物静かにアコースティックギターを抱え、エンジニアとやり取りをしながらまずはバックトラックの収録を始める焚吐。
『ごった煮シティ』は三拍子と四拍子が入り交じる、やや複雑な構成の曲だ。――それでいて、構成の複雑さを感じさせずにキャッチーでメロディアスな仕上がりになっている点に彼のメロディーメーカーとしての才覚を感じる。

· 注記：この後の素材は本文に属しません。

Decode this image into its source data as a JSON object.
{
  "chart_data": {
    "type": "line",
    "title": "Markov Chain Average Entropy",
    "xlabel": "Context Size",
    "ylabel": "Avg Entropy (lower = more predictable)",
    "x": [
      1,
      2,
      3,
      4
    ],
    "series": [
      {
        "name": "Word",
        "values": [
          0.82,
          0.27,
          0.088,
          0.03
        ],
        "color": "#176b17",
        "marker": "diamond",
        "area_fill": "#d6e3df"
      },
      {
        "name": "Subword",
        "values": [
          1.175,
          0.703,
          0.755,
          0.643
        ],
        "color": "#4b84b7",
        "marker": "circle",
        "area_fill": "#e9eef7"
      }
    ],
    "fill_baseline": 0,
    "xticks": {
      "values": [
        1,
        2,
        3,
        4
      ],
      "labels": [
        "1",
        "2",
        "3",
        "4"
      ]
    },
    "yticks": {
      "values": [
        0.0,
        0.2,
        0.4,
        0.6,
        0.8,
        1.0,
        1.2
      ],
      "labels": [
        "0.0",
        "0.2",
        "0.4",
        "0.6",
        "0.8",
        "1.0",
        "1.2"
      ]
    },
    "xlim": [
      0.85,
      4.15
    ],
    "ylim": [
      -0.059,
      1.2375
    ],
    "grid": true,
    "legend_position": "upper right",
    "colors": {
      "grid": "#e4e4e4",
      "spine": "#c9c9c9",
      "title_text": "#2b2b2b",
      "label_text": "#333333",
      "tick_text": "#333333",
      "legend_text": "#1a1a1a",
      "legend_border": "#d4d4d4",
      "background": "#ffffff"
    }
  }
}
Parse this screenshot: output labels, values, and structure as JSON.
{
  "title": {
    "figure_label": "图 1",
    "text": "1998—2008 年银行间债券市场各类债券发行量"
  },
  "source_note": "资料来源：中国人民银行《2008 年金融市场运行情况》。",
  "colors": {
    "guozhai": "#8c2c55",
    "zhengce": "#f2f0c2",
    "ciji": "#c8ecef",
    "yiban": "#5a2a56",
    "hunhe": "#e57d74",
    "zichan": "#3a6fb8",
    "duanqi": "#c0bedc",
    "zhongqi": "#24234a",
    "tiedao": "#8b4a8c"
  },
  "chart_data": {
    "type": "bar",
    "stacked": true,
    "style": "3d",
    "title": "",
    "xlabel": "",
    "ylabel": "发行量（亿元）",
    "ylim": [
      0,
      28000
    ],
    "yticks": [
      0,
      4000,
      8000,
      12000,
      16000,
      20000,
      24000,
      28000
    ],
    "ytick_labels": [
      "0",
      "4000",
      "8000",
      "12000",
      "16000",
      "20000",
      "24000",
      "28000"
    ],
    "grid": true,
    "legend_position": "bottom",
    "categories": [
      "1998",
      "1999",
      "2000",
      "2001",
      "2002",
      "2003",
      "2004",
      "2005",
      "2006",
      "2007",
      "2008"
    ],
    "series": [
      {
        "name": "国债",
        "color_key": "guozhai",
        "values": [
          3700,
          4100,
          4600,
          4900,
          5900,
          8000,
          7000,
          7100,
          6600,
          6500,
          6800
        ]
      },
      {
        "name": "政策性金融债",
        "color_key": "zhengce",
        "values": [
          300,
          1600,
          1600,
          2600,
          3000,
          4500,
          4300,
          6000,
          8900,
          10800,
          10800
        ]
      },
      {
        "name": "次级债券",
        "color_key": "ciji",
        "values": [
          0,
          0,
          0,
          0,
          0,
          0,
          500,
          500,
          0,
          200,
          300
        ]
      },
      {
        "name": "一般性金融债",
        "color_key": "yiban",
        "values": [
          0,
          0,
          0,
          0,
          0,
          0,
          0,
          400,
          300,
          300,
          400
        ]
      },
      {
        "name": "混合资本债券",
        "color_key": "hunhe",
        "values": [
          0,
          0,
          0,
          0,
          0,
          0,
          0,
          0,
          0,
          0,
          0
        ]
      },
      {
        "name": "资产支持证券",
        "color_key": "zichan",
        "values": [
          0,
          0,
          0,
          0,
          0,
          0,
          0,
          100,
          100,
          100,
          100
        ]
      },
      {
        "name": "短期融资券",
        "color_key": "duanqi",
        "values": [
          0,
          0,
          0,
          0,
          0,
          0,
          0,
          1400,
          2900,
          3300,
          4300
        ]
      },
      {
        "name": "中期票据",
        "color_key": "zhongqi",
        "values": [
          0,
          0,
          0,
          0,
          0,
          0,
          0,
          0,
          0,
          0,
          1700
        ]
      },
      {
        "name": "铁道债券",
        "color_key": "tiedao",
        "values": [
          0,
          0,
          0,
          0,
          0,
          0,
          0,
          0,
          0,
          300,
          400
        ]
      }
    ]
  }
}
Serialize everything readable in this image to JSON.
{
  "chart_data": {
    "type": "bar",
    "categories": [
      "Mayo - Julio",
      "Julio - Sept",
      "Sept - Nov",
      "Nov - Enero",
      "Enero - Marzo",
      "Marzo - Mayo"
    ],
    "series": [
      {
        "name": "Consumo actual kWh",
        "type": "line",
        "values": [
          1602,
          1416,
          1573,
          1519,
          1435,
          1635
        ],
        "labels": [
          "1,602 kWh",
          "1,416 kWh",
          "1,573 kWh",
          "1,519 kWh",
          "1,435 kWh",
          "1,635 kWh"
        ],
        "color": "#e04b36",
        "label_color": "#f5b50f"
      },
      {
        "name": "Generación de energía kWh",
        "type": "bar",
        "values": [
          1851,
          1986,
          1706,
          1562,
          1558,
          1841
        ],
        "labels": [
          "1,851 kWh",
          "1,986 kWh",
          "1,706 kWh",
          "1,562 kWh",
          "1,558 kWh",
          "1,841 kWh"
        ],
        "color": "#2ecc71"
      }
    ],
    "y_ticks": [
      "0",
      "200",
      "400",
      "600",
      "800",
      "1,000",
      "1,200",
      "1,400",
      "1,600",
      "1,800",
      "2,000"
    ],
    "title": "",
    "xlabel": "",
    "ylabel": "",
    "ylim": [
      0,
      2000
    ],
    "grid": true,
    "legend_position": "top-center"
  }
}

レコーディングブースでギターを弾く彼の手の動きに合わせて、試しに筆者も「1,2,3」「1,2,3,4」とカウントを刻んでみたのだが特にBメロからサビに移る箇所ではカウントを取るのが非常に難しかった。どのタイミングでカチッと三拍子が四拍子に切り替わっているのか、掴みづらかったのだ。
この「キャッチー」でありながら「掴みづらく」「複雑」な曲の構成にも、池袋のエッセンスが入っていることを思い知らされた。
バックトラックの収録が終わると、続けてボーカルの収録に。大きく息を吸い、ファルセットの伸びを確認するように高音を発した焚吐はまず『ごった煮シティ』を通しで一度歌った。
Pro Toolsの画面に、まさにいま楽曲が仕上がっていく様子が記録され、彼のボーカルに合わせて波形が表示される。その様子を見ていると、なんだかゾクゾクとした。まさに「楽曲に息を吹き込まれる瞬間」を目にしているという感動がある。
複数回に渡って、各フレーズをレコーディングし直した後にコーラスを付けていく。
そうして仕上がった焚吐は音源を通して、聞き直し「OKだと思います」と緊張感と、それでいてレコーディングが終わったことへの安心感を感じさせるような口調で言った。